The Solution: The robot has two arms (a Master and a Slave).

  • The Check: After the first arm grabs and lifts the item, the robot pauses and asks its brain: "Did I accidentally pick up two things? Is this item too heavy or long for just one arm?"
  • The Team-Up: If the answer is "Yes," the second arm jumps in. The robot uses a tracking system to find the perfect spot for the second arm to grab, so they can lift the item together smoothly, like two people carrying a large table.
  • The Safety Net: If the robot realizes it grabbed two shirts instead of one, it immediately stops, puts them down, and tries again. It never forces a bad grab.

Why is this a big deal?

Think of previous robots as single-handed toddlers trying to pick up a messy pile of toys. They often grab too much or get stuck.
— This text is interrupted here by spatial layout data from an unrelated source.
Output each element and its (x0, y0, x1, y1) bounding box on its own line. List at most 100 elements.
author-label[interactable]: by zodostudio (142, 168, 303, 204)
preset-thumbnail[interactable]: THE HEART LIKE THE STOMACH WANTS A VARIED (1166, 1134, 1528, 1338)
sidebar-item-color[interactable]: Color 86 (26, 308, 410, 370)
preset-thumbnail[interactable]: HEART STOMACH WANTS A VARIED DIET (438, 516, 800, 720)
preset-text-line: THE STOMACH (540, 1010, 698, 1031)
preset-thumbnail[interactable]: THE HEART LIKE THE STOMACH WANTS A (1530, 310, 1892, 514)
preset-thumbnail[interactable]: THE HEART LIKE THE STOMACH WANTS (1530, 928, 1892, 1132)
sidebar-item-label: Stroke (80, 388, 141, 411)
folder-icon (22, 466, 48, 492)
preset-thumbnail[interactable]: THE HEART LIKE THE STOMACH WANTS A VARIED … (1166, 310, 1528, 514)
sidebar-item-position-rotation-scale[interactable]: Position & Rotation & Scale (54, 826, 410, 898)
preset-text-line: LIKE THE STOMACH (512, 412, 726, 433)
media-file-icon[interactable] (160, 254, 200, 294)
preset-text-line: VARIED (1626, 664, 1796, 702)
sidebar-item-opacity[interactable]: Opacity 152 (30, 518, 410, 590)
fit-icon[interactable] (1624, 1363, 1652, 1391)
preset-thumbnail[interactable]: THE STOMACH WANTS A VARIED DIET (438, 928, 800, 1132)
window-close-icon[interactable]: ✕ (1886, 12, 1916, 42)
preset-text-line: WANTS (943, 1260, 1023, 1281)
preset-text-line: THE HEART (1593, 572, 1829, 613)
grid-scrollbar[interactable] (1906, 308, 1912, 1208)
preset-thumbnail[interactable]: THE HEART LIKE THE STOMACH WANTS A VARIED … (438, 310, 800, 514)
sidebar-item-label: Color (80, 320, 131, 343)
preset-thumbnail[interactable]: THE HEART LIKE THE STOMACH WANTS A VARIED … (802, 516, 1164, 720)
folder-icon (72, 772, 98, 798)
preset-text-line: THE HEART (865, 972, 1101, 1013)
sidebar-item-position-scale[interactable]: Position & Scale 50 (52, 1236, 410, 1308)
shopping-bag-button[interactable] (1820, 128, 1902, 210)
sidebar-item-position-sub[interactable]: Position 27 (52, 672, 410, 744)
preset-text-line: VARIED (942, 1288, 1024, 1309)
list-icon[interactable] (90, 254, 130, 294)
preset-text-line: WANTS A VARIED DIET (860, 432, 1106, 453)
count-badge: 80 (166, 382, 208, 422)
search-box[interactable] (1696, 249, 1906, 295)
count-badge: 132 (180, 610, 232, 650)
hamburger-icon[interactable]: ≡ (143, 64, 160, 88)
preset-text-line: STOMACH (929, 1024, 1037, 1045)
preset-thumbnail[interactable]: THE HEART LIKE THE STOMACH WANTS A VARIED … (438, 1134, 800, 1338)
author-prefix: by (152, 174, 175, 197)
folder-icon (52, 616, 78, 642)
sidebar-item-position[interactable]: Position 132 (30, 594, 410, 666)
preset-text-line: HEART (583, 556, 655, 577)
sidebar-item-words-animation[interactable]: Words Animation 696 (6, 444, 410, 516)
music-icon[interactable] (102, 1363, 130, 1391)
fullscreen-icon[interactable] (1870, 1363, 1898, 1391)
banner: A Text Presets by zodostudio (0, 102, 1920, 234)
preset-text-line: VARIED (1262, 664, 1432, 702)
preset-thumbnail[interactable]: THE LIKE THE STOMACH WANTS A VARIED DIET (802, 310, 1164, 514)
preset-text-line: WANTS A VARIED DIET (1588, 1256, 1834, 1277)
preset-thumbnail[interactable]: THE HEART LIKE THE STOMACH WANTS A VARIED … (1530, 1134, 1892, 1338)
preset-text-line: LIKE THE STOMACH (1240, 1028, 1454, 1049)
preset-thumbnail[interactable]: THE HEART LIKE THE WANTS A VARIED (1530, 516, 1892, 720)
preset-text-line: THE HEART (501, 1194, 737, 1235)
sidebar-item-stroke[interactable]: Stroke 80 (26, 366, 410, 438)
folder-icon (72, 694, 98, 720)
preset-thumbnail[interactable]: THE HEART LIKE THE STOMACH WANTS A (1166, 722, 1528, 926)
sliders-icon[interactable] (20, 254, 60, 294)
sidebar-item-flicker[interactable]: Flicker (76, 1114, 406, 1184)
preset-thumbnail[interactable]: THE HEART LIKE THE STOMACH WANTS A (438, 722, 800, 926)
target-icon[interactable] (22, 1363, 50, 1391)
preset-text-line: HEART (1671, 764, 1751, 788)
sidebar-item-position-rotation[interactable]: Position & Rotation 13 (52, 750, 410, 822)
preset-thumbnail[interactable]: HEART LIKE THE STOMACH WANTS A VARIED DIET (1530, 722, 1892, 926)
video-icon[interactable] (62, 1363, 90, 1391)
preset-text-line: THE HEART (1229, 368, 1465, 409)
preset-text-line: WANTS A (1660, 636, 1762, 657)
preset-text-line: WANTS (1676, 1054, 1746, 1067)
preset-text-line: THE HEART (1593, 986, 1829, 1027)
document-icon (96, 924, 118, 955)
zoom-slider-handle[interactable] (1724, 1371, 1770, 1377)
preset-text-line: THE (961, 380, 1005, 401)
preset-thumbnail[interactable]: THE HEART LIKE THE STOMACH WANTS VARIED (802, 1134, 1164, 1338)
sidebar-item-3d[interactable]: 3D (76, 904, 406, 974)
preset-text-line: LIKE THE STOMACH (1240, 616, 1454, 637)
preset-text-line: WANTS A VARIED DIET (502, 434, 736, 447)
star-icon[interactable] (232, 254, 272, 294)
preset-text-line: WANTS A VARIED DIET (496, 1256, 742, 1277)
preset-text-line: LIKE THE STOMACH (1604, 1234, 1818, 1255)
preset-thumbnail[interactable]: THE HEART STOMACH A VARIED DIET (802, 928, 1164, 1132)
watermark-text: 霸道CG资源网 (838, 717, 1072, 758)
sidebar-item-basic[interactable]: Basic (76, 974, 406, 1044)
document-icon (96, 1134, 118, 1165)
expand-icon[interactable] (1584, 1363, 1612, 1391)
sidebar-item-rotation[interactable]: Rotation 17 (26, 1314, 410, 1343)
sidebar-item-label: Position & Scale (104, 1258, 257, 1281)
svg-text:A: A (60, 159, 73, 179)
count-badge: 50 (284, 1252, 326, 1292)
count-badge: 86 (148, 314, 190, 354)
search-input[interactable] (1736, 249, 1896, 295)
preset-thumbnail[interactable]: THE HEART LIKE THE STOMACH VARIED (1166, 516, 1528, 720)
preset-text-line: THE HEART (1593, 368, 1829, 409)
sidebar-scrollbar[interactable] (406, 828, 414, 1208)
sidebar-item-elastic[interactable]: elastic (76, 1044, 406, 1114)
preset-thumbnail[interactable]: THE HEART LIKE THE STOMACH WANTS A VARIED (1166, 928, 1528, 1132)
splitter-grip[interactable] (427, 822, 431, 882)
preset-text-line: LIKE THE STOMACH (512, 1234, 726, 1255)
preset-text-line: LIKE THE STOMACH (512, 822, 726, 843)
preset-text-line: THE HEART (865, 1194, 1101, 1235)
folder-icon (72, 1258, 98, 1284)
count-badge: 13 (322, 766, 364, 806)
GarmentPile++ is like a smart, patient adult with two hands:

  1. They can see through the mess (using the camera and fine-tuning).
  2. They know exactly where to grab to avoid a mess (using the heat map).
  3. They know when to call for backup if the job is too big (using the second arm).

This system allows robots to finally handle real-world laundry piles safely and efficiently, paving the way for robots that can actually help us fold clothes, hang them up, or get dressed in the future.